12 février 2015 - 00:00
La Financière agricoleserre la vis
Un éleveur de veau de lait craint le pire
Par: Jean-Luc Lorry
L’éleveur de veau de lait André Lussier dans son étable à Saint-Dominique. Photo François Larivière | Le Courrier ©

L’éleveur de veau de lait André Lussier dans son étable à Saint-Dominique. Photo François Larivière | Le Courrier ©

L’éleveur de veau de lait André Lussier dans son étable à Saint-Dominique. Photo François Larivière | Le Courrier ©

L’éleveur de veau de lait André Lussier dans son étable à Saint-Dominique. Photo François Larivière | Le Courrier ©

André Lussier, qui élève avec sa conjointe une centaine de veaux de lait à Saint-Dominique, considère qu’une suspension du programme d’assurance stabilisation des revenus agricoles ­(ASRA) le mènerait droit à la faillite.

« Aujourd’hui, les affaires vont bien puisque le prix de la livre est élevé ( 5,10 $). Mais si ce prix vient à baisser et que nous ne sommes plus admissibles à ­l’ASRA, nous n’aurons pas d’autres choix que de fermer nos portes », indique en entrevue au COURRIER, André Lussier, éleveur de veaux de lait depuis 23 ans.

Dans une précédente édition, nous ­révélions que la Financière agricole du Québec avait décidé de serrer la vis de cette industrie devant l’impossibilité d’établir un coût de production réaliste.

En juin 2013, la Financière agricole avait mandaté le Centre d’études sur les coûts de production assisté d’une firme juricomptable pour dresser un portrait financier représentatif de ce secteur ­agricole.

Les mesures adoptées par la Financière agricole et applicables depuis janvier, comme un ajustement du prix de vente des veaux, représenteront une réduction significative des montants octroyés aux producteurs via le programme ASRA.

Un comité de travail qui sera piloté par la Fédération des producteurs de bovins du Québec devra démontrer d’ici la fin du printemps que l’industrie respecte ­toujours les conditions d’admissibilité au programme ASRA. Sans quoi, ce ­programme pourrait être supprimé.

« Lorsque la Financière agricole ­applique de telles mesures, cela touche davantage des éleveurs indépendants comme nous plutôt que des intégrateurs qui disposent d’importants volumes », estime M. Lussier.

Cet éleveur avait fait affaire avec ­Délimax de 1992 à 1994, une entreprise de Saint-Hyacinthe qui applique un ­modèle d’intégration verticale dans le secteur du veau de lait qui lui permet de gérer l’ensemble de la chaîne de ­production.

En 2010, André Lussier avait dévoilé dans les médias une pratique de ­ristournes qu’il recevait de l’intégrateur à l’insu de la Financière agricole.

« Cette façon de procéder augmentait les coûts de production. Le résultat de ce stratagème était de gonfler le montant du chèque de l’ASRA », explique M. Lussier.

Enquête policière

En 2007, les dénonciations d’André ­Lussier auprès de la Financière agricole avaient abouti à une enquête policière.

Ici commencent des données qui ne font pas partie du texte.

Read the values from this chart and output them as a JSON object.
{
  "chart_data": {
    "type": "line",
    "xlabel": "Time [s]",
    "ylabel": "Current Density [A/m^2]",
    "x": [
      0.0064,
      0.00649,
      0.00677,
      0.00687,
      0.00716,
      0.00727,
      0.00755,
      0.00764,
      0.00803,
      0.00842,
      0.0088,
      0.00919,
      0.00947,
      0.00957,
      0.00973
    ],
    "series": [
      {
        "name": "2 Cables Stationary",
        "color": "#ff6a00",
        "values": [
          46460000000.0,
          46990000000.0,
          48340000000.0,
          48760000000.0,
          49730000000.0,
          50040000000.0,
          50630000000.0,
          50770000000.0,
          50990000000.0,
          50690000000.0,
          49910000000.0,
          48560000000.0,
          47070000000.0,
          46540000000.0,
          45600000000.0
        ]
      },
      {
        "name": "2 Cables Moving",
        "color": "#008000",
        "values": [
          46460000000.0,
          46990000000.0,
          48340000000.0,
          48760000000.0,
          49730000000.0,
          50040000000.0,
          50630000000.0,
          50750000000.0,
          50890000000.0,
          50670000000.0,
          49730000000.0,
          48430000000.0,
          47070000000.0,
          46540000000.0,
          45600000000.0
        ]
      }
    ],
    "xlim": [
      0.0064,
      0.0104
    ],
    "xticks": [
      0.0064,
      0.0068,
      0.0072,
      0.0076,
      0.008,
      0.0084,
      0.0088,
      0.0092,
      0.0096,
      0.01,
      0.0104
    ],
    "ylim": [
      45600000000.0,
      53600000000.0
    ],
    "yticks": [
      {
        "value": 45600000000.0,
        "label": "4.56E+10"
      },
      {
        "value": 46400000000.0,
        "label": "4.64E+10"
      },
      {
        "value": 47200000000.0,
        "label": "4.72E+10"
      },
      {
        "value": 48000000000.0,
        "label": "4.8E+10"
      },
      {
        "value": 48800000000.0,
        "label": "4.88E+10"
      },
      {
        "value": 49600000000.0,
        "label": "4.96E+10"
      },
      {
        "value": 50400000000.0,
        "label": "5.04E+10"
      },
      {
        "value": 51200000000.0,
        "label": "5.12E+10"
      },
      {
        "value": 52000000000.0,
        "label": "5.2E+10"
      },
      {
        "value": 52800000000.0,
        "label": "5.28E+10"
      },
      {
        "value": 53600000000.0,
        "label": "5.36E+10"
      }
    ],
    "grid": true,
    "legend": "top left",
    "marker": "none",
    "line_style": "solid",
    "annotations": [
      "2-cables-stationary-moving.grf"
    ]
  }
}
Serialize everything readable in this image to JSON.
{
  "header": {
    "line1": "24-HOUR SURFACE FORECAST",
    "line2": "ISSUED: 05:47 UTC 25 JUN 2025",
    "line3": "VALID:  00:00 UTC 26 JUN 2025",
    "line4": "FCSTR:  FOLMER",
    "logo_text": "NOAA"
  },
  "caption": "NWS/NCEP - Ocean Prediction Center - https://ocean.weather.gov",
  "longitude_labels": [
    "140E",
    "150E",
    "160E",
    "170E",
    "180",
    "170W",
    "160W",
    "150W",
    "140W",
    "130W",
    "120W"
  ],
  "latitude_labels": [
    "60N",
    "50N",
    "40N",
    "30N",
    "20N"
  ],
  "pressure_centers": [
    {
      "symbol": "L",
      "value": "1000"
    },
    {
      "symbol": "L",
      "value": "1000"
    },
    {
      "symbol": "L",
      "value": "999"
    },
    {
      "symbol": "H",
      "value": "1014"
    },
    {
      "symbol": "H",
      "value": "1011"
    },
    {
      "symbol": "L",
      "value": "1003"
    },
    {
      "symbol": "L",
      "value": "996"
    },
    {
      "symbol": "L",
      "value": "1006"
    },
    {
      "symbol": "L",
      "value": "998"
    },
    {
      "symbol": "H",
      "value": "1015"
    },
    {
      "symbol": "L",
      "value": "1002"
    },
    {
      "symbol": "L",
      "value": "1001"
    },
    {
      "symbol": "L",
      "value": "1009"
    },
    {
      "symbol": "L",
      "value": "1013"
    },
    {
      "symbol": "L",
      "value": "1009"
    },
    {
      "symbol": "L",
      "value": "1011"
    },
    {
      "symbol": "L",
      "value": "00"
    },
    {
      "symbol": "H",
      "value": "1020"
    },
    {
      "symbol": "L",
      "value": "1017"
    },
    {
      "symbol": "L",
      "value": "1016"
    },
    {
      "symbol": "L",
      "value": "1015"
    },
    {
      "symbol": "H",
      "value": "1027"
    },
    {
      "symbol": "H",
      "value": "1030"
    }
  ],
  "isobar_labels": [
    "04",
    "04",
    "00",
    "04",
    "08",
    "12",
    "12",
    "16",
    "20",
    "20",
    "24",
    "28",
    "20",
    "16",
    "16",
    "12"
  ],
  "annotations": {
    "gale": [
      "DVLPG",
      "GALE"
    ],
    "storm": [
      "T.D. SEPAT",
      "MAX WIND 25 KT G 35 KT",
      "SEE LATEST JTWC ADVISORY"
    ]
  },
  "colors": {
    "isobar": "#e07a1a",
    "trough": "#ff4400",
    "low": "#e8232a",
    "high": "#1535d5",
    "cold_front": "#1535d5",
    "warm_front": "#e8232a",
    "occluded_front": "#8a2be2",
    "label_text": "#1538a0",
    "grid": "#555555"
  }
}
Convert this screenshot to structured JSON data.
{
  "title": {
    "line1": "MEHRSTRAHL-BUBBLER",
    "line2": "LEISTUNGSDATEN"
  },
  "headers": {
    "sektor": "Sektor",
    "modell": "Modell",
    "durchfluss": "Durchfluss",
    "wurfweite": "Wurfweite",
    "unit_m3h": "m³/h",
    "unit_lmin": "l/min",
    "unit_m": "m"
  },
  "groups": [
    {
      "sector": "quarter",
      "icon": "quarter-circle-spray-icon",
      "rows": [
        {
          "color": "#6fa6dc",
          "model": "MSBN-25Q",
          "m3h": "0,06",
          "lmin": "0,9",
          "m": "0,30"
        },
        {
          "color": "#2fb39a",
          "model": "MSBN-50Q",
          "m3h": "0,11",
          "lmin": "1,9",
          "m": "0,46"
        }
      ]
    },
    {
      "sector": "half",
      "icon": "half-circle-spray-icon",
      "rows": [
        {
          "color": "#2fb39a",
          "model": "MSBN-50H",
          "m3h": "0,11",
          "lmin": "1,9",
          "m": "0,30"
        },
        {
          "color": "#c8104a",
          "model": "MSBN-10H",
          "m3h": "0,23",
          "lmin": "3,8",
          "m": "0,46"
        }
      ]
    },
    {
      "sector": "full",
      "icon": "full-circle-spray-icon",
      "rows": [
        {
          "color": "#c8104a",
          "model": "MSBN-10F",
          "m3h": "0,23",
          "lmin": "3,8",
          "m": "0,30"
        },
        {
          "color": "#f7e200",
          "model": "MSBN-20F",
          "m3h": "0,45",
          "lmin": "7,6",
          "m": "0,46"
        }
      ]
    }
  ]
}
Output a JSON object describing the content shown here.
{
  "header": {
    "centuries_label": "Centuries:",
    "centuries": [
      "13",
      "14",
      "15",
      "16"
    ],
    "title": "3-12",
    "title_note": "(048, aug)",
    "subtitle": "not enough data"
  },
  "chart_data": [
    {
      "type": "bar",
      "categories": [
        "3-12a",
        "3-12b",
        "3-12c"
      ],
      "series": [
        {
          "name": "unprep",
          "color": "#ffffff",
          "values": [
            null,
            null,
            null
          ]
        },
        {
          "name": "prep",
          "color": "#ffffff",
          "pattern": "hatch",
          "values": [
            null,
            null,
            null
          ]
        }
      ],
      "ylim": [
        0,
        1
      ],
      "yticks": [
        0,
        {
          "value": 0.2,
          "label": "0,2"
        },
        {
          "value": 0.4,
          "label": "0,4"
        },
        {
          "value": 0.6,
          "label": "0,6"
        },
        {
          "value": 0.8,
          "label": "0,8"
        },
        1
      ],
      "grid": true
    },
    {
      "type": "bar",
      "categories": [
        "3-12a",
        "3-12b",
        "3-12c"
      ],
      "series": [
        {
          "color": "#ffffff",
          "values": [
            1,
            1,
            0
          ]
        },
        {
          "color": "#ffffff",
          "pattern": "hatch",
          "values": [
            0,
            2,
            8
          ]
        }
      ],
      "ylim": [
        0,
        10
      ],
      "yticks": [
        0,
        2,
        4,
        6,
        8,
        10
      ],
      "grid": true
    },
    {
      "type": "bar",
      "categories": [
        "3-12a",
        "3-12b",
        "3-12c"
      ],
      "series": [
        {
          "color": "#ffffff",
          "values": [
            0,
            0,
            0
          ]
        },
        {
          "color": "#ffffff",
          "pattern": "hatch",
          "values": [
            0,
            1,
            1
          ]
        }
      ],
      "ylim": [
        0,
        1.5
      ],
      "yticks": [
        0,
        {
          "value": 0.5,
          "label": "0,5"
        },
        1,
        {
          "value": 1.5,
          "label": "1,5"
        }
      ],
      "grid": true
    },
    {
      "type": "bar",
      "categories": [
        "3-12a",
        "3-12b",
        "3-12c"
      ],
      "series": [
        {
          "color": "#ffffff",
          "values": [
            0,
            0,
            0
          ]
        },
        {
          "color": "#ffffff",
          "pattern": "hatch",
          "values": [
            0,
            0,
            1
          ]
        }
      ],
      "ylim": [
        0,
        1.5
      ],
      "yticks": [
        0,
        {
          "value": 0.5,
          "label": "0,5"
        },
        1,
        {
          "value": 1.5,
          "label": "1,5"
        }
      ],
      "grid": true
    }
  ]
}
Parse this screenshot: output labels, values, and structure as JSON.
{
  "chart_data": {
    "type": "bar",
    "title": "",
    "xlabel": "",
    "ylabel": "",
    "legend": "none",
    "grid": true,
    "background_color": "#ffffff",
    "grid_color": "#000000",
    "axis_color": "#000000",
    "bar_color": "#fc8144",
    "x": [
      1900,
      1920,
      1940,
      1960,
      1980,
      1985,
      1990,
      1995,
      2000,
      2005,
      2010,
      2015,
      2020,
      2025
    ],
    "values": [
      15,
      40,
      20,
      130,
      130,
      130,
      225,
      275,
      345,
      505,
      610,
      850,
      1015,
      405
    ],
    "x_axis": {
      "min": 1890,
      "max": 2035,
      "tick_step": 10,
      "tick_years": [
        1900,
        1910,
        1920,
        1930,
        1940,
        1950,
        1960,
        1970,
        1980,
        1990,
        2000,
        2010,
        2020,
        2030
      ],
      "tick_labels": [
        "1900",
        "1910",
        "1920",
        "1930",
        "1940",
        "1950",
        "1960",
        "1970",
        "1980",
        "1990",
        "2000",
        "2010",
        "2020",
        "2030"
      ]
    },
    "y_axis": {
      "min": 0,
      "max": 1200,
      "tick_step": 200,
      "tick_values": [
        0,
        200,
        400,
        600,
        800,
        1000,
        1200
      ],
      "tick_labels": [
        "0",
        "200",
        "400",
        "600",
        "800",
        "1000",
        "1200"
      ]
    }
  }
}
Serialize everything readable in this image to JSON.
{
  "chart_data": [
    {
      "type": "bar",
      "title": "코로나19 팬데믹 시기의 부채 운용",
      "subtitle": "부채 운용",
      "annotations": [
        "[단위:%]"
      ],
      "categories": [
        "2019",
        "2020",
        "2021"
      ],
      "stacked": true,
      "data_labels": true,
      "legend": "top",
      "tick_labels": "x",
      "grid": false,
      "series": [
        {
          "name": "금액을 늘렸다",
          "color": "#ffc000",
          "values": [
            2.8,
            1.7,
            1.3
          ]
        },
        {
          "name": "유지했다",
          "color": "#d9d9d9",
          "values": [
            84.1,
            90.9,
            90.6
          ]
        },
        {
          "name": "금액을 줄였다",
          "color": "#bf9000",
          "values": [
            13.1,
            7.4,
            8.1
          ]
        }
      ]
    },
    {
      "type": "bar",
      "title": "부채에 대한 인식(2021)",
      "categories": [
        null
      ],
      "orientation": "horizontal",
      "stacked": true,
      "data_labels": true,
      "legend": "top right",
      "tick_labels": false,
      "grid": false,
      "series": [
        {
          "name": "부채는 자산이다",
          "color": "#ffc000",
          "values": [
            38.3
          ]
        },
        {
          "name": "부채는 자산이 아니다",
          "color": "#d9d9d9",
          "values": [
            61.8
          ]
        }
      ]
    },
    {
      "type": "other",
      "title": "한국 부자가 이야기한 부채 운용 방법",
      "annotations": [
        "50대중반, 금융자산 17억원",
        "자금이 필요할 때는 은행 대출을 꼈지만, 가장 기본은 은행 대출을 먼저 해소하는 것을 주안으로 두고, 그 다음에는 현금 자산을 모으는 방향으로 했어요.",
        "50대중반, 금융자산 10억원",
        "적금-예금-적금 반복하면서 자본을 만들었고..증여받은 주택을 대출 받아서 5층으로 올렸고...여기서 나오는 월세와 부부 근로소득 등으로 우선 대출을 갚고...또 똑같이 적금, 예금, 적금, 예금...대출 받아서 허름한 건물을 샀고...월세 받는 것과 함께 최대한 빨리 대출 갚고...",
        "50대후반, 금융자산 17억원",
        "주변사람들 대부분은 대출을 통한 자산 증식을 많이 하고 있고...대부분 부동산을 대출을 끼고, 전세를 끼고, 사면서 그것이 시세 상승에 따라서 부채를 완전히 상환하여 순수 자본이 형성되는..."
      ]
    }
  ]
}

« Une enquête de la SQ corrobore que le versement de ristournes variant de 1,60 $ à 2,65 $ par sac de 25 kg de substituts ­d’allaitement était généralisé et qu’il était demandé à l’éleveur d’en cacher le ­paiement », pouvait-on lire dans un document interne de la Financière agricole.

Lorsqu’il était ministre de l’Agriculture (septembre 2012-avril 2014), le péquiste François Gendron avait suivi de près le dossier du veau de lait. « Son attaché ­politique m’avait téléphoné pour me dire que l’enquête de la Sûreté du Québec était enterrée et que je ne là déterrerais pas », se souvient M. Lussier.

Les autorités policières ont confirmé au COURRIER que ce dossier confié au ­Service des enquêtes sur les crimes ­économiques était définitivement classé.

« L’enquêteur n’a pas été en mesure d’obtenir suffisamment d’éléments qui auraient pu permettre de déposer des ­accusations de fraude. Ce dossier n’a donc pas été soumis au bureau du ­procureur », indique Guy Lapointe, porte-parole de la Sûreté du Québec.